I think not. In fact, I know not. I’ve been managing a fully remote company as the CEO since 2012 and I can tell you for a fact that managing remote teams is substantially different than managing in-person ones. The principles are the same, but the tactics are very different.

A New Playbook
We’re in a new era of management, an era that started the year we all turned our cameras on for the first time. And given the magnitude of the change that we’ve experienced in such a short period of time, it’s no wonder that many organizations are still struggling to match the performance of the pre-pandemic period. The temptation to return to the past is a strong one, but it’s not the right path.

This is a once-in-a-generation opportunity to rethink the nature of work and create the types of organizations that will thrive in the future. Whether you’re a researcher, a teacher, a consultant, a writer, or a practicing manager like myself, this new era represents enormous opportunity to create the workplace of the future.

First Principles
Thinking in first principles would have us go “back to basics” by revisiting the fundamental insights that modern management practices were built upon in the first place. Then, after familiarizing ourselves with the core issues, we can reimagine the practice in the modern context.

For this type of fundamental insight, we need look no further than Peter Drucker. Drucker is the undisputed father of modern management and the principles he described in his early work illuminate many of the bedrock principles we’re looking for. After all, Peter started his consulting career in a time not unlike our own: As the world came out of WWII, managers were struggling to adapt the industrial age techniques of command-and-control to the new, modern, “knowledge worker” that was valued for more than just their labor.

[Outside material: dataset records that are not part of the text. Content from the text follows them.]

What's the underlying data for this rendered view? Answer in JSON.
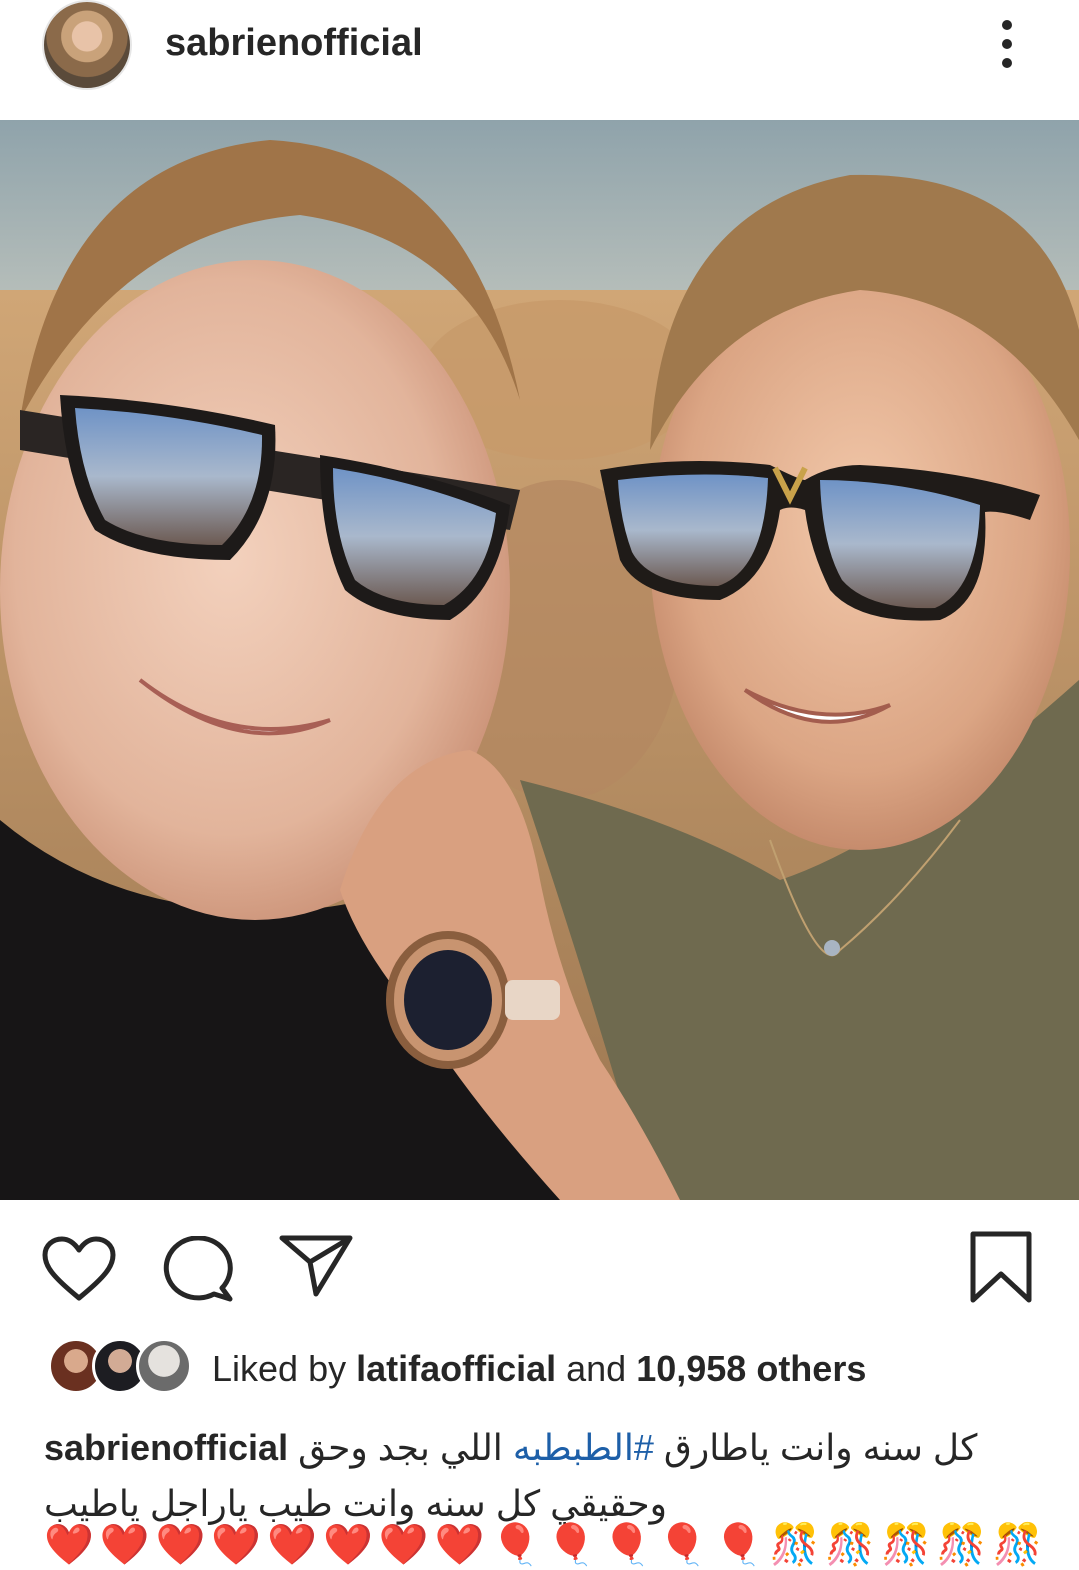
{
  "header": {
    "username": "sabrienofficial",
    "more_icon": "more-vertical-icon"
  },
  "post": {
    "image_alt": "Selfie of a smiling man and woman wearing mirrored sunglasses by the sea"
  },
  "actions": {
    "like_icon": "heart-icon",
    "comment_icon": "comment-icon",
    "share_icon": "send-icon",
    "save_icon": "bookmark-icon"
  },
  "likes": {
    "prefix": "Liked by ",
    "first_liker": "latifaofficial",
    "joiner": " and ",
    "others": "10,958 others"
  },
  "caption": {
    "username": "sabrienofficial",
    "text_part1": "كل سنه وانت ياطارق ",
    "hashtag": "#الطبطبه",
    "text_part2": " اللي بجد وحق",
    "line2": "وحقيقي كل سنه وانت طيب ياراجل ياطيب",
    "emoji_line": "❤️❤️❤️❤️❤️❤️❤️❤️🎈🎈🎈🎈🎈🎊🎊🎊🎊🎊"
  }
}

Talking with managers at the time, Drucker emphasized the concept of planned abandonment, the idea that organizational leaders should ruthlessly and systematically eliminate outdated lines of business, obsolete products, and antiquated practices, including management techniques.

Here is the advice that Peter gave to these managers: “The first step in a growth policy is not to decide where and how to grow. It is to decide what to abandon. In order to grow, a business must have a systematic policy to get rid of the outgrown, the obsolete, [and] the unproductive.”

The idea of planned abandonment is well understood by academics, consultants, managers and executives; but what’s often overlooked is that planned abandonment applies to the practice of management itself. Maybe it’s because we don’t usually consider “the practice of management” as a thing like we do a product or service, but it is a thing, and we should recognize when it’s time to move on from outdated policies, processes, and traditions.

Brandon Law is the founder and CEO of Oasis, a fully remote technology company. Brandon started the company shortly after graduating from The Drucker School in 2010.